LAHORE, June 4: Indian Petroleum Minister Mani Shankar Aiyar said on Saturday that Pakistan and India would assess the region’s petro-carbo potential during the three-day talks beginning in Islamabad on Monday (tomorrow). “Iranian and Central Asian gas reserves are our joint targets of interest. For us these (gas) reserves are not an alternative but additional source of energy. And besides discussing them, we would also assess the economics of their transmission,” he said.

He said India would immediately start supplying diesel to Pakistan at competitive rates provided the latter removed diesel from the negative list. “We can supply it to you from Karachi and other western or northern areas, and through a pipeline from Panipatt if we are able to evolve a stable and steady (diesel) relation.”

Speaking at a Safma (South Asian Free Media Association) reception soon after his arrival in Lahore through Wagah border for the three-day talks, he claimed that the US had not officially conveyed its objection to the Iran-Pakistan-India gas pipeline to New Delhi.

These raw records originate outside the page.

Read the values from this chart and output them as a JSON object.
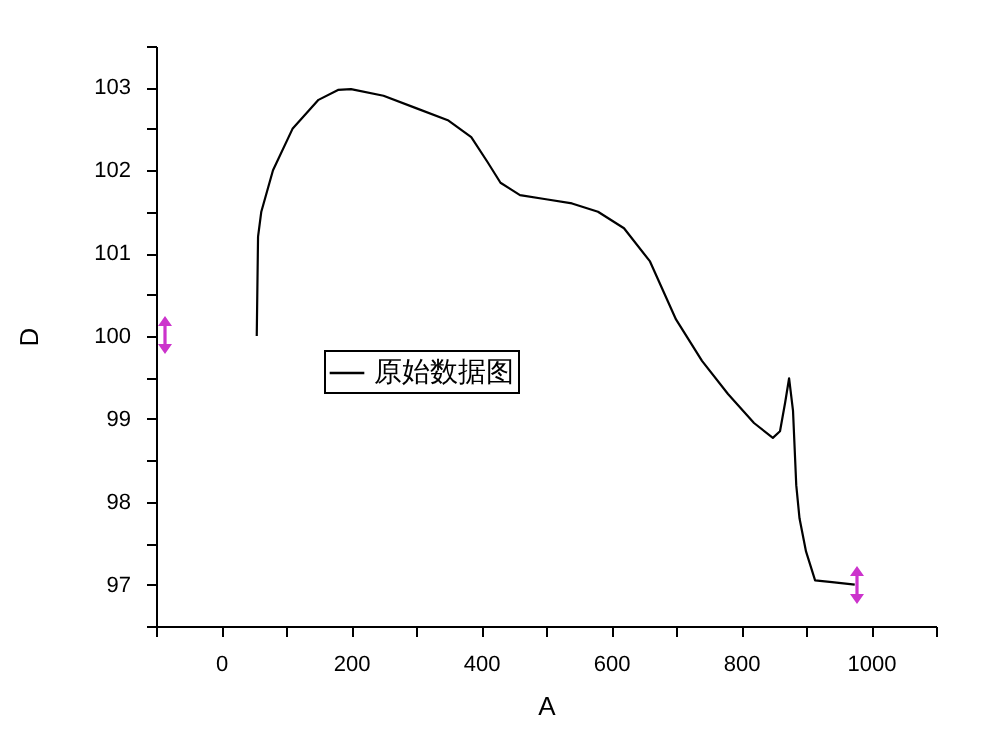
{
  "chart_data": {
    "type": "line",
    "xlabel": "A",
    "ylabel": "D",
    "x": [
      55,
      57,
      62,
      80,
      110,
      150,
      180,
      200,
      250,
      300,
      350,
      385,
      410,
      430,
      460,
      500,
      540,
      580,
      620,
      660,
      700,
      740,
      780,
      820,
      849,
      860,
      868,
      874,
      880,
      885,
      890,
      900,
      914,
      940,
      975
    ],
    "series": [
      {
        "name": "原始数据图",
        "color": "#000000",
        "values": [
          100,
          101.2,
          101.5,
          102.0,
          102.5,
          102.85,
          102.97,
          102.98,
          102.9,
          102.75,
          102.6,
          102.4,
          102.1,
          101.85,
          101.7,
          101.65,
          101.6,
          101.5,
          101.3,
          100.9,
          100.2,
          99.7,
          99.3,
          98.95,
          98.77,
          98.85,
          99.2,
          99.49,
          99.1,
          98.2,
          97.8,
          97.4,
          97.05,
          97.03,
          97.0
        ]
      }
    ],
    "xlim": [
      -100,
      1100
    ],
    "xticks": [
      {
        "value": -100,
        "label": null
      },
      0,
      {
        "value": 100,
        "label": null
      },
      200,
      {
        "value": 300,
        "label": null
      },
      400,
      {
        "value": 500,
        "label": null
      },
      600,
      {
        "value": 700,
        "label": null
      },
      800,
      {
        "value": 900,
        "label": null
      },
      1000,
      {
        "value": 1100,
        "label": null
      }
    ],
    "ylim": [
      96.5,
      103.5
    ],
    "yticks": [
      {
        "value": 96.5,
        "label": null
      },
      97,
      {
        "value": 97.5,
        "label": null
      },
      98,
      {
        "value": 98.5,
        "label": null
      },
      99,
      {
        "value": 99.5,
        "label": null
      },
      100,
      {
        "value": 100.5,
        "label": null
      },
      101,
      {
        "value": 101.5,
        "label": null
      },
      102,
      {
        "value": 102.5,
        "label": null
      },
      103,
      {
        "value": 103.5,
        "label": null
      }
    ],
    "grid": false,
    "legend": "left",
    "marker": "none",
    "line_style": "solid"
  }
}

“It was expressed by Secretary of State Condoleezza Rice while replying to a question at a press briefing and I had conveyed to the US ambassador in New Delhi that we are aware of his country’s concerns about the pipeline and hope that it, too, is aware of our energy needs,” he said.

He said Pakistan had recognized the US concern over the pipeline, but the talks would continue on the proposed project because of the growing energy needs of both countries. Accompanied by senior officials of his ministry, members of the family and a press corps, the Indian petroleum minister later attended a reception at the Lakshmi Mansion where he was born 64 years ago. “This is my home,” he said while recalling his family’s days in Lahore and other cities in Pakistan before independence.

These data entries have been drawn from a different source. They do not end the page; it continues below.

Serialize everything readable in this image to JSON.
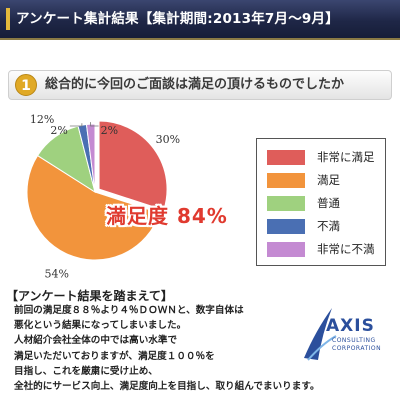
{
  "header": {
    "title": "アンケート集計結果【集計期間:2013年7月～9月】"
  },
  "question": {
    "number": "1",
    "text": "総合的に今回のご面談は満足の頂けるものでしたか"
  },
  "highlight": "満足度 84%",
  "chart_data": {
    "type": "pie",
    "categories": [
      "非常に満足",
      "満足",
      "普通",
      "不満",
      "非常に不満"
    ],
    "values": [
      30,
      54,
      12,
      2,
      2
    ],
    "colors": [
      "#df5d5a",
      "#f2943c",
      "#9fd17f",
      "#4a6fb3",
      "#c48ad2"
    ],
    "labels": [
      "30%",
      "54%",
      "12%",
      "2%",
      "2%"
    ],
    "legend_position": "right"
  },
  "summary": {
    "heading": "【アンケート結果を踏まえて】",
    "lines": [
      "前回の満足度８８％より４％ＤＯＷＮと、数字自体は",
      "悪化という結果になってしまいました。",
      "人材紹介会社全体の中では高い水準で",
      "満足いただいておりますが、満足度１００％を",
      "目指し、これを厳粛に受け止め、",
      "全社的にサービス向上、満足度向上を目指し、取り組んでまいります。"
    ]
  },
  "logo": {
    "name": "AXIS",
    "sub1": "CONSULTING",
    "sub2": "CORPORATION"
  }
}
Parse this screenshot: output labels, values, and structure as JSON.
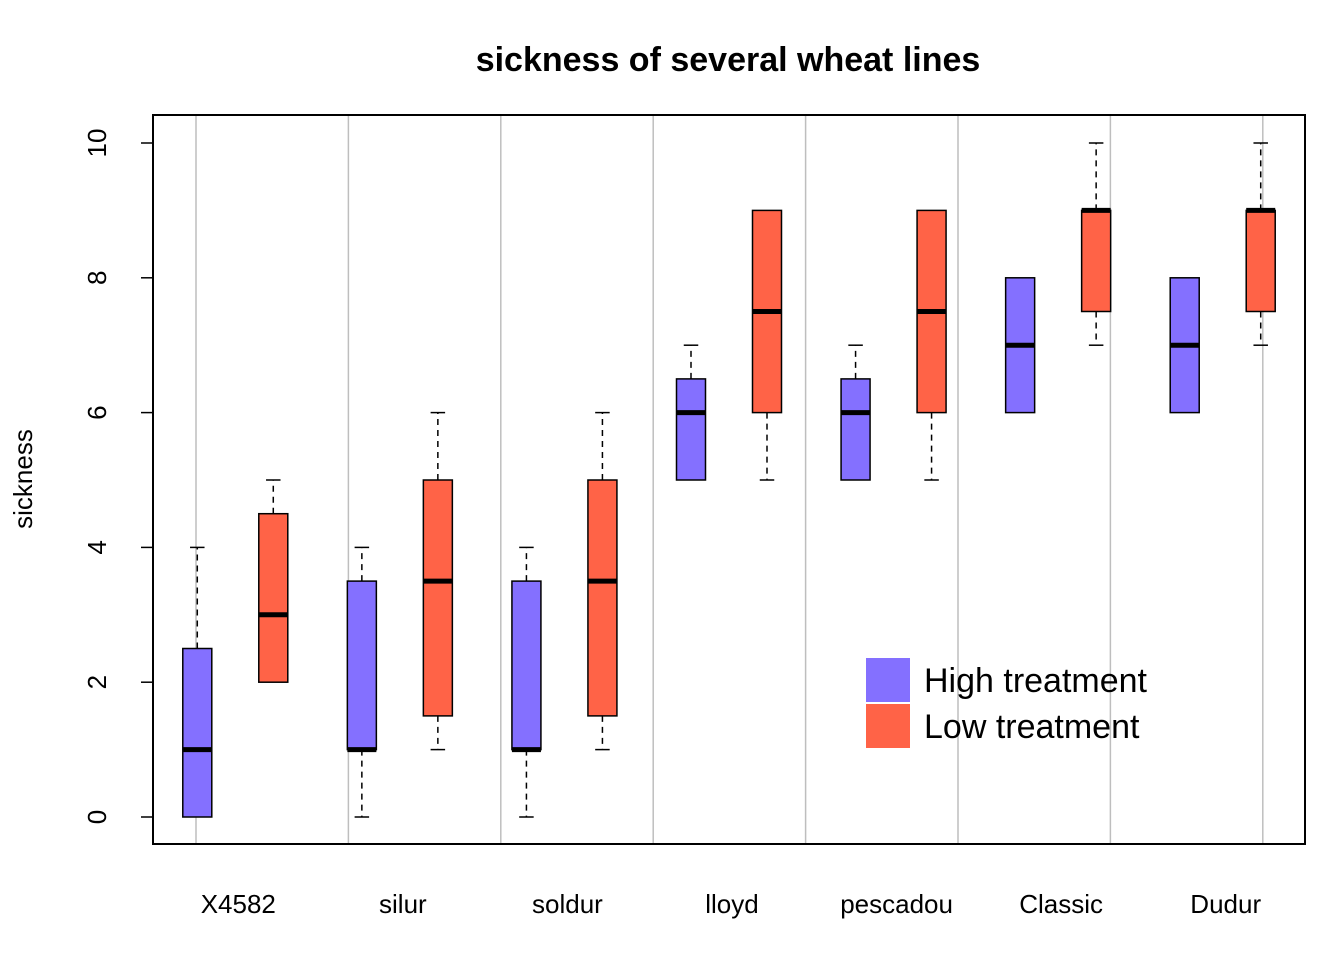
{
  "chart_data": {
    "type": "boxplot",
    "title": "sickness of several wheat lines",
    "xlabel": "",
    "ylabel": "sickness",
    "ylim": [
      -0.4,
      10.4
    ],
    "yticks": [
      "0",
      "2",
      "4",
      "6",
      "8",
      "10"
    ],
    "grid": "vertical",
    "legend_position": "bottom-right",
    "categories": [
      "X4582",
      "silur",
      "soldur",
      "lloyd",
      "pescadou",
      "Classic",
      "Dudur"
    ],
    "series": [
      {
        "name": "High treatment",
        "color": "#8470FF",
        "boxes": [
          {
            "min": 0,
            "q1": 0,
            "median": 1,
            "q3": 2.5,
            "max": 4
          },
          {
            "min": 0,
            "q1": 1,
            "median": 1,
            "q3": 3.5,
            "max": 4
          },
          {
            "min": 0,
            "q1": 1,
            "median": 1,
            "q3": 3.5,
            "max": 4
          },
          {
            "min": 5,
            "q1": 5,
            "median": 6,
            "q3": 6.5,
            "max": 7
          },
          {
            "min": 5,
            "q1": 5,
            "median": 6,
            "q3": 6.5,
            "max": 7
          },
          {
            "min": 6,
            "q1": 6,
            "median": 7,
            "q3": 8,
            "max": 8
          },
          {
            "min": 6,
            "q1": 6,
            "median": 7,
            "q3": 8,
            "max": 8
          }
        ]
      },
      {
        "name": "Low treatment",
        "color": "#FF6347",
        "boxes": [
          {
            "min": 2,
            "q1": 2,
            "median": 3,
            "q3": 4.5,
            "max": 5
          },
          {
            "min": 1,
            "q1": 1.5,
            "median": 3.5,
            "q3": 5,
            "max": 6
          },
          {
            "min": 1,
            "q1": 1.5,
            "median": 3.5,
            "q3": 5,
            "max": 6
          },
          {
            "min": 5,
            "q1": 6,
            "median": 7.5,
            "q3": 9,
            "max": 9
          },
          {
            "min": 5,
            "q1": 6,
            "median": 7.5,
            "q3": 9,
            "max": 9
          },
          {
            "min": 7,
            "q1": 7.5,
            "median": 9,
            "q3": 9,
            "max": 10
          },
          {
            "min": 7,
            "q1": 7.5,
            "median": 9,
            "q3": 9,
            "max": 10
          }
        ]
      }
    ]
  }
}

He will proceed to Islamabad for talks on Sunday (today) and spend a day in Karachi afterwards where he had served as India’s consul general for three years.

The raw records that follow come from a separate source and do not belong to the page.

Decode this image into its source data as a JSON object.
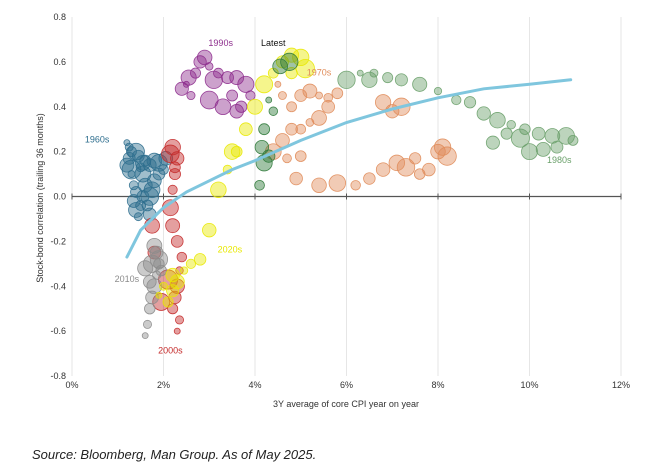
{
  "chart_data": {
    "type": "scatter",
    "title": "",
    "xlabel": "3Y average of core CPI year on year",
    "ylabel": "Stock-bond correlation (trailing 36 months)",
    "xlim": [
      0,
      12
    ],
    "ylim": [
      -0.8,
      0.8
    ],
    "x_ticks": [
      0,
      2,
      4,
      6,
      8,
      10,
      12
    ],
    "x_tick_labels": [
      "0%",
      "2%",
      "4%",
      "6%",
      "8%",
      "10%",
      "12%"
    ],
    "y_ticks": [
      0.8,
      0.6,
      0.4,
      0.2,
      0.0,
      -0.2,
      -0.4,
      -0.6,
      -0.8
    ],
    "y_tick_labels": [
      "0.8",
      "0.6",
      "0.4",
      "0.2",
      "0.0",
      "-0.2",
      "-0.4",
      "-0.6",
      "-0.8"
    ],
    "series": [
      {
        "name": "1960s",
        "color": "#2e6e8e",
        "label_pos": [
          0.55,
          0.24
        ],
        "points": [
          [
            1.2,
            0.24
          ],
          [
            1.25,
            0.22
          ],
          [
            1.3,
            0.2
          ],
          [
            1.25,
            0.17
          ],
          [
            1.2,
            0.14
          ],
          [
            1.3,
            0.1
          ],
          [
            1.35,
            0.05
          ],
          [
            1.4,
            0.02
          ],
          [
            1.35,
            -0.02
          ],
          [
            1.4,
            -0.06
          ],
          [
            1.45,
            -0.09
          ],
          [
            1.5,
            -0.04
          ],
          [
            1.55,
            0.0
          ],
          [
            1.6,
            0.05
          ],
          [
            1.55,
            0.1
          ],
          [
            1.5,
            0.13
          ],
          [
            1.6,
            0.16
          ],
          [
            1.7,
            0.14
          ],
          [
            1.8,
            0.16
          ],
          [
            1.9,
            0.15
          ],
          [
            2.0,
            0.12
          ],
          [
            1.9,
            0.1
          ],
          [
            1.8,
            0.07
          ],
          [
            1.75,
            0.03
          ],
          [
            1.7,
            0.0
          ],
          [
            1.65,
            -0.04
          ],
          [
            1.7,
            -0.08
          ],
          [
            1.55,
            0.15
          ],
          [
            1.4,
            0.2
          ],
          [
            1.3,
            0.12
          ],
          [
            1.45,
            0.18
          ],
          [
            2.05,
            0.17
          ]
        ]
      },
      {
        "name": "1970s",
        "color": "#e08c5a",
        "label_pos": [
          5.4,
          0.54
        ],
        "points": [
          [
            4.5,
            0.5
          ],
          [
            4.6,
            0.45
          ],
          [
            4.8,
            0.4
          ],
          [
            5.0,
            0.45
          ],
          [
            5.2,
            0.47
          ],
          [
            5.4,
            0.45
          ],
          [
            5.6,
            0.44
          ],
          [
            5.8,
            0.46
          ],
          [
            5.6,
            0.4
          ],
          [
            5.4,
            0.35
          ],
          [
            5.2,
            0.33
          ],
          [
            5.0,
            0.3
          ],
          [
            4.8,
            0.3
          ],
          [
            4.6,
            0.25
          ],
          [
            4.4,
            0.2
          ],
          [
            4.7,
            0.17
          ],
          [
            5.0,
            0.18
          ],
          [
            4.9,
            0.08
          ],
          [
            5.4,
            0.05
          ],
          [
            5.8,
            0.06
          ],
          [
            6.2,
            0.05
          ],
          [
            6.5,
            0.08
          ],
          [
            6.8,
            0.12
          ],
          [
            7.1,
            0.15
          ],
          [
            7.3,
            0.13
          ],
          [
            7.6,
            0.1
          ],
          [
            7.8,
            0.12
          ],
          [
            8.0,
            0.2
          ],
          [
            8.1,
            0.22
          ],
          [
            8.2,
            0.18
          ],
          [
            7.5,
            0.17
          ],
          [
            7.0,
            0.38
          ],
          [
            6.8,
            0.42
          ],
          [
            7.2,
            0.4
          ]
        ]
      },
      {
        "name": "1980s",
        "color": "#6aa06a",
        "label_pos": [
          10.65,
          0.15
        ],
        "points": [
          [
            6.3,
            0.55
          ],
          [
            6.6,
            0.55
          ],
          [
            6.9,
            0.53
          ],
          [
            7.2,
            0.52
          ],
          [
            7.6,
            0.5
          ],
          [
            8.0,
            0.47
          ],
          [
            8.4,
            0.43
          ],
          [
            8.7,
            0.42
          ],
          [
            9.0,
            0.37
          ],
          [
            9.3,
            0.34
          ],
          [
            9.6,
            0.32
          ],
          [
            9.9,
            0.3
          ],
          [
            10.2,
            0.28
          ],
          [
            10.5,
            0.27
          ],
          [
            10.8,
            0.27
          ],
          [
            10.95,
            0.25
          ],
          [
            10.6,
            0.22
          ],
          [
            10.3,
            0.21
          ],
          [
            10.0,
            0.2
          ],
          [
            9.8,
            0.26
          ],
          [
            9.5,
            0.28
          ],
          [
            9.2,
            0.24
          ],
          [
            6.5,
            0.52
          ],
          [
            6.0,
            0.52
          ]
        ]
      },
      {
        "name": "1990s",
        "color": "#8e2f8e",
        "label_pos": [
          3.25,
          0.67
        ],
        "points": [
          [
            2.5,
            0.5
          ],
          [
            2.6,
            0.45
          ],
          [
            2.7,
            0.55
          ],
          [
            2.8,
            0.6
          ],
          [
            2.9,
            0.62
          ],
          [
            3.0,
            0.58
          ],
          [
            3.2,
            0.55
          ],
          [
            3.4,
            0.53
          ],
          [
            3.6,
            0.53
          ],
          [
            3.8,
            0.5
          ],
          [
            3.9,
            0.45
          ],
          [
            3.7,
            0.4
          ],
          [
            3.6,
            0.38
          ],
          [
            3.3,
            0.4
          ],
          [
            3.0,
            0.43
          ],
          [
            3.5,
            0.45
          ],
          [
            2.4,
            0.48
          ],
          [
            2.55,
            0.53
          ],
          [
            3.1,
            0.52
          ]
        ]
      },
      {
        "name": "2000s",
        "color": "#c42a2a",
        "label_pos": [
          2.15,
          -0.7
        ],
        "points": [
          [
            2.3,
            -0.6
          ],
          [
            2.35,
            -0.55
          ],
          [
            2.2,
            -0.5
          ],
          [
            2.25,
            -0.45
          ],
          [
            2.3,
            -0.4
          ],
          [
            2.35,
            -0.33
          ],
          [
            2.4,
            -0.27
          ],
          [
            2.3,
            -0.2
          ],
          [
            2.2,
            -0.13
          ],
          [
            2.15,
            -0.05
          ],
          [
            2.2,
            0.03
          ],
          [
            2.25,
            0.1
          ],
          [
            2.3,
            0.17
          ],
          [
            2.2,
            0.22
          ],
          [
            2.15,
            0.19
          ],
          [
            2.25,
            0.13
          ],
          [
            1.8,
            -0.25
          ],
          [
            1.75,
            -0.13
          ],
          [
            1.95,
            -0.47
          ],
          [
            2.1,
            -0.37
          ]
        ]
      },
      {
        "name": "2010s",
        "color": "#8c8c8c",
        "label_pos": [
          1.2,
          -0.38
        ],
        "points": [
          [
            1.6,
            -0.62
          ],
          [
            1.65,
            -0.57
          ],
          [
            1.7,
            -0.5
          ],
          [
            1.75,
            -0.45
          ],
          [
            1.8,
            -0.4
          ],
          [
            1.85,
            -0.35
          ],
          [
            1.9,
            -0.3
          ],
          [
            1.85,
            -0.25
          ],
          [
            1.8,
            -0.22
          ],
          [
            1.9,
            -0.28
          ],
          [
            1.95,
            -0.33
          ],
          [
            1.7,
            -0.38
          ],
          [
            1.6,
            -0.32
          ],
          [
            1.75,
            -0.3
          ]
        ]
      },
      {
        "name": "2020s",
        "color": "#e8e800",
        "label_pos": [
          3.45,
          -0.25
        ],
        "points": [
          [
            1.9,
            -0.44
          ],
          [
            2.0,
            -0.4
          ],
          [
            2.1,
            -0.47
          ],
          [
            2.2,
            -0.42
          ],
          [
            2.3,
            -0.38
          ],
          [
            2.45,
            -0.33
          ],
          [
            2.6,
            -0.3
          ],
          [
            2.8,
            -0.28
          ],
          [
            3.0,
            -0.15
          ],
          [
            3.2,
            0.03
          ],
          [
            3.4,
            0.12
          ],
          [
            3.6,
            0.2
          ],
          [
            3.8,
            0.3
          ],
          [
            4.0,
            0.4
          ],
          [
            4.2,
            0.5
          ],
          [
            4.4,
            0.55
          ],
          [
            4.6,
            0.6
          ],
          [
            4.8,
            0.63
          ],
          [
            5.0,
            0.62
          ],
          [
            5.1,
            0.57
          ],
          [
            4.8,
            0.55
          ],
          [
            2.2,
            -0.35
          ],
          [
            3.5,
            0.2
          ]
        ]
      },
      {
        "name": "Latest",
        "color": "#2f7a3a",
        "label_pos": [
          4.4,
          0.67
        ],
        "points": [
          [
            4.3,
            0.43
          ],
          [
            4.4,
            0.38
          ],
          [
            4.2,
            0.3
          ],
          [
            4.15,
            0.22
          ],
          [
            4.2,
            0.15
          ],
          [
            4.1,
            0.05
          ],
          [
            4.3,
            0.18
          ],
          [
            4.55,
            0.58
          ],
          [
            4.75,
            0.6
          ]
        ]
      }
    ],
    "trend": {
      "color": "#7fc6de",
      "points": [
        [
          1.2,
          -0.27
        ],
        [
          1.5,
          -0.15
        ],
        [
          2.0,
          -0.05
        ],
        [
          2.5,
          0.02
        ],
        [
          3.0,
          0.07
        ],
        [
          3.5,
          0.12
        ],
        [
          4.0,
          0.16
        ],
        [
          5.0,
          0.25
        ],
        [
          6.0,
          0.33
        ],
        [
          7.0,
          0.39
        ],
        [
          8.0,
          0.44
        ],
        [
          9.0,
          0.48
        ],
        [
          10.0,
          0.5
        ],
        [
          10.9,
          0.52
        ]
      ]
    }
  },
  "source": "Source: Bloomberg, Man Group. As of May 2025."
}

Referring to the dialogue on gas pipelines to India through Pakistan, he said it would be based on the three communiques issued after foreign ministers Kasuri and Natwar Singh’s meeting on Sept 6 last year and the Musharraf-Manmohan meetings on Sept 24 last year and in April this year.

“I and my Pakistani counterpart, Amanullah Jadoon, will assess the petro-carbon potential in the region and our needs in the light of these declarations. Gas in Iran is the largest sector after Russia and it is our joint target of interest,” Mr Aiyar said.

He said both sides would discuss gas supply from Turkmenistan via Hindukush or Herat (Afghanistan) and from Iran via Balochistan to Northern India, and asses which was the economical source.